In task manager, we saw the network utilization was high and capped at 2.5 Gbps. The CPU usage was hovering around 10% to 13%, which the TEG-25GECTX card was able to offload most work from the CPU.
The TRENDnet TEG-25GECTX 2.5G Network Interface Card can provide slightly faster performance than normal 1 Gbps connection in both synthetic bandwidth test and real-world file transfers. The Realtek RTL8125 controller allows the NIC to be more budget-friendly than high-end 10G NIC.
The TEG-25GECTX performed great in our benchmarks.
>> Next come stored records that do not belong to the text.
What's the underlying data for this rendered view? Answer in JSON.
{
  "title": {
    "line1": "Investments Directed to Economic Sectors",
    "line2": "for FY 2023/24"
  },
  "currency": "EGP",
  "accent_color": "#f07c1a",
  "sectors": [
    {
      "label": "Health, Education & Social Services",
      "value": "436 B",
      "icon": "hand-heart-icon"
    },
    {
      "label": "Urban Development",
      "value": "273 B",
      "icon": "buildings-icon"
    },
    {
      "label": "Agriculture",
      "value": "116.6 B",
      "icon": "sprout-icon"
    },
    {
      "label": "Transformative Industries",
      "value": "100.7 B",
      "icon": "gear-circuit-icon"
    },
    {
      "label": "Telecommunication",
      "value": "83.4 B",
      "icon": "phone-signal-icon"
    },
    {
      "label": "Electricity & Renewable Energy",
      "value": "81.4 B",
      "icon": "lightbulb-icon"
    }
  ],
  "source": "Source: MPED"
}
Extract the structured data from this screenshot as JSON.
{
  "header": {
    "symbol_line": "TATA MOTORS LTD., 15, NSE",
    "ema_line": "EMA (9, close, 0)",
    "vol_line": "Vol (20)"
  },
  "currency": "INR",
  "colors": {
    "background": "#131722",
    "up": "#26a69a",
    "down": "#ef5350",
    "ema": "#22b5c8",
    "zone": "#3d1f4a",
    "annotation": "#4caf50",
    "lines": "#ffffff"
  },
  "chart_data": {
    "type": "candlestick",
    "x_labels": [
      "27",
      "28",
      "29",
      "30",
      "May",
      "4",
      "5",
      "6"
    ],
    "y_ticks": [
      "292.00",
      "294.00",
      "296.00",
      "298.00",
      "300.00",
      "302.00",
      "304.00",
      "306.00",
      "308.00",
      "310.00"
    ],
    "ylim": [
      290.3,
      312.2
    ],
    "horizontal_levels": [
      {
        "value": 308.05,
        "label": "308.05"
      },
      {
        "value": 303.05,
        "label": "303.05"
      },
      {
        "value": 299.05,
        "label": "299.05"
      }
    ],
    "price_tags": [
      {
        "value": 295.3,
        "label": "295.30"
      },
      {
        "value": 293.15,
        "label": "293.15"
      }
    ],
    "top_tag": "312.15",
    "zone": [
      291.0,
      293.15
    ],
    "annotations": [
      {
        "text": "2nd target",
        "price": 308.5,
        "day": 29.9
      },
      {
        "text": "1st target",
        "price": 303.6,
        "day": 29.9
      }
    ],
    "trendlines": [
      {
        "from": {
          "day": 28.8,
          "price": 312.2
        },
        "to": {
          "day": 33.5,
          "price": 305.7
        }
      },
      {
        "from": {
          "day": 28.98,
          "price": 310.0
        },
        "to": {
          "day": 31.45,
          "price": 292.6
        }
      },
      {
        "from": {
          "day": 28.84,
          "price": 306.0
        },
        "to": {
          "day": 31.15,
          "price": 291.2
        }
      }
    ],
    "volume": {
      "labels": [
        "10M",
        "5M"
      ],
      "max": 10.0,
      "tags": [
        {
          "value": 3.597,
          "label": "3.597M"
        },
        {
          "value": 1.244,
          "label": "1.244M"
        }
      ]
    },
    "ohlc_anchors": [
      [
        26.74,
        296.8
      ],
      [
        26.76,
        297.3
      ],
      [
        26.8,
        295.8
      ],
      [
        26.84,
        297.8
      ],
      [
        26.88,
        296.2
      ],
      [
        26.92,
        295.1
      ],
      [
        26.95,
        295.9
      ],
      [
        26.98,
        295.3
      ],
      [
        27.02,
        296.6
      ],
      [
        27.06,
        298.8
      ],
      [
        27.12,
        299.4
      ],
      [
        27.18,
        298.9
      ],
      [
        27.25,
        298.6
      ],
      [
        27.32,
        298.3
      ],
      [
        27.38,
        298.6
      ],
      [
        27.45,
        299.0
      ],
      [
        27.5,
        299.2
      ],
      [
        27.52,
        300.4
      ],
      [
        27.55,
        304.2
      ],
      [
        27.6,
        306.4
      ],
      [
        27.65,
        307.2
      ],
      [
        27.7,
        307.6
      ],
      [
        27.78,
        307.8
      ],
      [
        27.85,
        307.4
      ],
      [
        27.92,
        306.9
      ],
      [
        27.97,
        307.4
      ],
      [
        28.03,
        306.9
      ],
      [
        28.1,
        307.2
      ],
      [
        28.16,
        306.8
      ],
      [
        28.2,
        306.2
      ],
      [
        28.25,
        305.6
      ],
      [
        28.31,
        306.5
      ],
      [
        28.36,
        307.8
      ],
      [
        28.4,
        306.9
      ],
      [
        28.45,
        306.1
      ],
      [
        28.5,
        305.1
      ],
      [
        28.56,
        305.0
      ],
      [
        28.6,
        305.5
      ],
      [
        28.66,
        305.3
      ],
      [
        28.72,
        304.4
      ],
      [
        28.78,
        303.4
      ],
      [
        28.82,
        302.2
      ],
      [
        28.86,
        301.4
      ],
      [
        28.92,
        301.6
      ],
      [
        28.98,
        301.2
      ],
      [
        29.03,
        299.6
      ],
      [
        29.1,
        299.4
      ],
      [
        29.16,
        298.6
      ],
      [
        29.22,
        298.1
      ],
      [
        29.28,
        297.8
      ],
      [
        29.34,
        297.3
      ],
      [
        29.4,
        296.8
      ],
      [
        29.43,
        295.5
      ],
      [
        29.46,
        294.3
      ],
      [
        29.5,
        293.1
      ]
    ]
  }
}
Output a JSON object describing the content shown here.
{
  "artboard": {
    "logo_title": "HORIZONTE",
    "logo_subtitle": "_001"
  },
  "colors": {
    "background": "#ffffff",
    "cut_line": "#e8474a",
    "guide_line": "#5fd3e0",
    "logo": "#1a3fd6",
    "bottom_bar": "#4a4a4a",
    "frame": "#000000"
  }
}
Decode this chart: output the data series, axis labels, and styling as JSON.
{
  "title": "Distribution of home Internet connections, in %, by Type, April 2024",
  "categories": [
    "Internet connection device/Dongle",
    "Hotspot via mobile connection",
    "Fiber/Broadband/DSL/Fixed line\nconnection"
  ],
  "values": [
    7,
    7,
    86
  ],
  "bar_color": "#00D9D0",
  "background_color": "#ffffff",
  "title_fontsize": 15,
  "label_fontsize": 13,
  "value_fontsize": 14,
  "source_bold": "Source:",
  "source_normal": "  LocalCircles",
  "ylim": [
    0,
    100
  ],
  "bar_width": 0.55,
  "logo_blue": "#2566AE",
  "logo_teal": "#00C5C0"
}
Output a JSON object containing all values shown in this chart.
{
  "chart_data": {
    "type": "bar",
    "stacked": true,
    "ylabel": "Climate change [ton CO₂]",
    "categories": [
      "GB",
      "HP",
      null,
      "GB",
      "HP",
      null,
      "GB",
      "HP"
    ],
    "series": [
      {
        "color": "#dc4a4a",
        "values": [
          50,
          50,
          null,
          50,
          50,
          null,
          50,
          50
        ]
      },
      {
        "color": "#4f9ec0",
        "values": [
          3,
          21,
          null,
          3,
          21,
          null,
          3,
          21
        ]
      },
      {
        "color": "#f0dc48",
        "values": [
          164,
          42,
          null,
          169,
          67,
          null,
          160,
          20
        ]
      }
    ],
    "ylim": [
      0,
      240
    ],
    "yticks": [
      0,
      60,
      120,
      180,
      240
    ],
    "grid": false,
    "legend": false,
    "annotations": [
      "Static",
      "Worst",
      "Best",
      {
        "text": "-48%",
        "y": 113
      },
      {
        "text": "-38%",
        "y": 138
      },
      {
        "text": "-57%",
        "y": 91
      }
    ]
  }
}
It can transfer large-sized files to shared folders in the local network at around 285 MB/s, which is about two times faster than 1 Gbps.
The TEG-25GECTX is priced at $54.99 USD (MSRP), but is on sale for $49.99 USD at the time of this review. The card is perfect for file transfers, which can maxed out most of the hard drives’ performance at 2.5 Gbps. The PCIe 2.0×1 interface is simple to install and integrate into existing systems. You can upgrade your home local network to 2.5 Gbps easily with a few of these NICs
The RJ-45 Ethernet port supports from 100 Mbps, 1 Gbps up to 2.5 Gbps. Two LED lights are integrated in the port, which are used to show connectivity and activity status.